Even in this hardcore fascist future, the implicit trust between cops remains. It’s a subject that Stallone would explore in the next police movie he starred in, perhaps the least likely role of his entire 50-year career.
“He’s good people”
In a full-circle return to the wary worldview of First Blood, 1997’s Cop Land is a film about corruption in law enforcement. More importantly—and more relevant to 2020—it’s a film that allows no daylight between actively dirty killer cops and the otherwise decent ones who allow the rot to fester unabated.
“He’s good people,” Ray Liotta’s Detective Figgis says about Stallone’s sheriff Freddy Heflin near the beginning of the film.
What he means, ultimately, is that Heflin is a secret-keeper. An order-upholder. He won’t be any trouble.
Over the events of the movie, of course, Heflin develops a conscience and turns against the Harvey Keitel-led gang of corrupt cops, who all live in the same New Jersey community. Although it might be too generous to say he’s redeemed himself for the sins of his past by the end, he at least goes from being part of the problem to being part of the solution. In real life, police solidarity is so strong that 57 officers in Buffalo resigned over the charging of two officers who critically injured a 75-year-old protester last week.
It’s nice to imagine, however, that Heflin would go on to be one of those cops that quit recently to join the Black Lives Matter movement.
The good cop who snuffs out corruption within the force has a rich cinematic history, going back to Al Pacino in Serpico. Cop Land, however, has the added novelty of Stallone—Marion Cobretti, himself—playing against type as he cleans house. There’s a subtextual whiff of all of the actor’s past police roles co-signing this movie’s message.
Cop Land was clearly a passion project for Stallone. He worked for scale and gained almost 40 pounds for the role. The reason he was so pumped about the movie, however, is not because it’s a repudiation of his most oft-donned uniform. As he said in interviews at the time, he was mainly eager to work with a hot indie director, James Mangold, a stacked cast that includes Robert De Niro in addition to Liotta and Keitel, and in a movie that wasn’t Judge Dredd.

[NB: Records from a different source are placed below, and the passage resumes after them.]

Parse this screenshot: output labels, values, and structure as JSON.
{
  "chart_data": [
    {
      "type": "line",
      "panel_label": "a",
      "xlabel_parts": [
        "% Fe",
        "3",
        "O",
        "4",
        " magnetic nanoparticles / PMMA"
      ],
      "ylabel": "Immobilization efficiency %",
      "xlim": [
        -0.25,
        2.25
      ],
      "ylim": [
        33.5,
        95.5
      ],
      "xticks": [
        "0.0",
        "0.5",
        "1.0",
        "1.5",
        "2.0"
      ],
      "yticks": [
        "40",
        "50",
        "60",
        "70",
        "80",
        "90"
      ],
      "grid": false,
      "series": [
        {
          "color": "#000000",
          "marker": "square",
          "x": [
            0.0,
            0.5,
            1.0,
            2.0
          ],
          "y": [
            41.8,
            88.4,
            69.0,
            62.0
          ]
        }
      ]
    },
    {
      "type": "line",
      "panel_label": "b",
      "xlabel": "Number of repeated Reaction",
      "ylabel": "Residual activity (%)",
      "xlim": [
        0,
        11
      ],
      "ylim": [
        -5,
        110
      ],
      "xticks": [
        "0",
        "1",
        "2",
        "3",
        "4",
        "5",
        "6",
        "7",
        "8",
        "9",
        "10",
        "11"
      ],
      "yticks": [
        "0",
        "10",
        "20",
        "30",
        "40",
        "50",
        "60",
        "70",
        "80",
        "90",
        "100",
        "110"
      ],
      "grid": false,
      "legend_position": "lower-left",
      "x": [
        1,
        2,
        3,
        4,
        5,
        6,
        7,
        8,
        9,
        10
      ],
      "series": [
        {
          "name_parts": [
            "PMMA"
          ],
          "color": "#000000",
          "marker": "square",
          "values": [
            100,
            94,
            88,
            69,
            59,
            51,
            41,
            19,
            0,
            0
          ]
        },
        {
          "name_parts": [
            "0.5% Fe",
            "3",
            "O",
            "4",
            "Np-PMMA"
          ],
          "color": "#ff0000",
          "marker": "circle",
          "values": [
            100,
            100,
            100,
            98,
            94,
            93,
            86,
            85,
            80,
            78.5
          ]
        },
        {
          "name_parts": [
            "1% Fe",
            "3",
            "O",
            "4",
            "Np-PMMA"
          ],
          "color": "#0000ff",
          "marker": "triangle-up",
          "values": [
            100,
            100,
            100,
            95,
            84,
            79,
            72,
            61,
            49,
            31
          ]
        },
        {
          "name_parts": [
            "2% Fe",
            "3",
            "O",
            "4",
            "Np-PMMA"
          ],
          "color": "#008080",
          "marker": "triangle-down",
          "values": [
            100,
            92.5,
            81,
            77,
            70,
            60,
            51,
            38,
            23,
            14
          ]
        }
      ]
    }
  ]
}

“I didn’t want to do ultra-violent, metronomic, mathematical films,” he told the Washington Post. “I wanted to do something that moves you.”
This desire didn’t take.
After reviving the Rambo franchise a decade later, Stallone went on to make three entries and counting in the Expendables series, some of the most violent, silly, and lucrative movies of his whole career.
The message of Cop Land didn’t seem to take either. Stallone has talked as recently as last year about rebooting Cobra.
Nobody should begrudge him this lapse, though.
Clearly the message of Cop Land didn’t stick with audiences, either.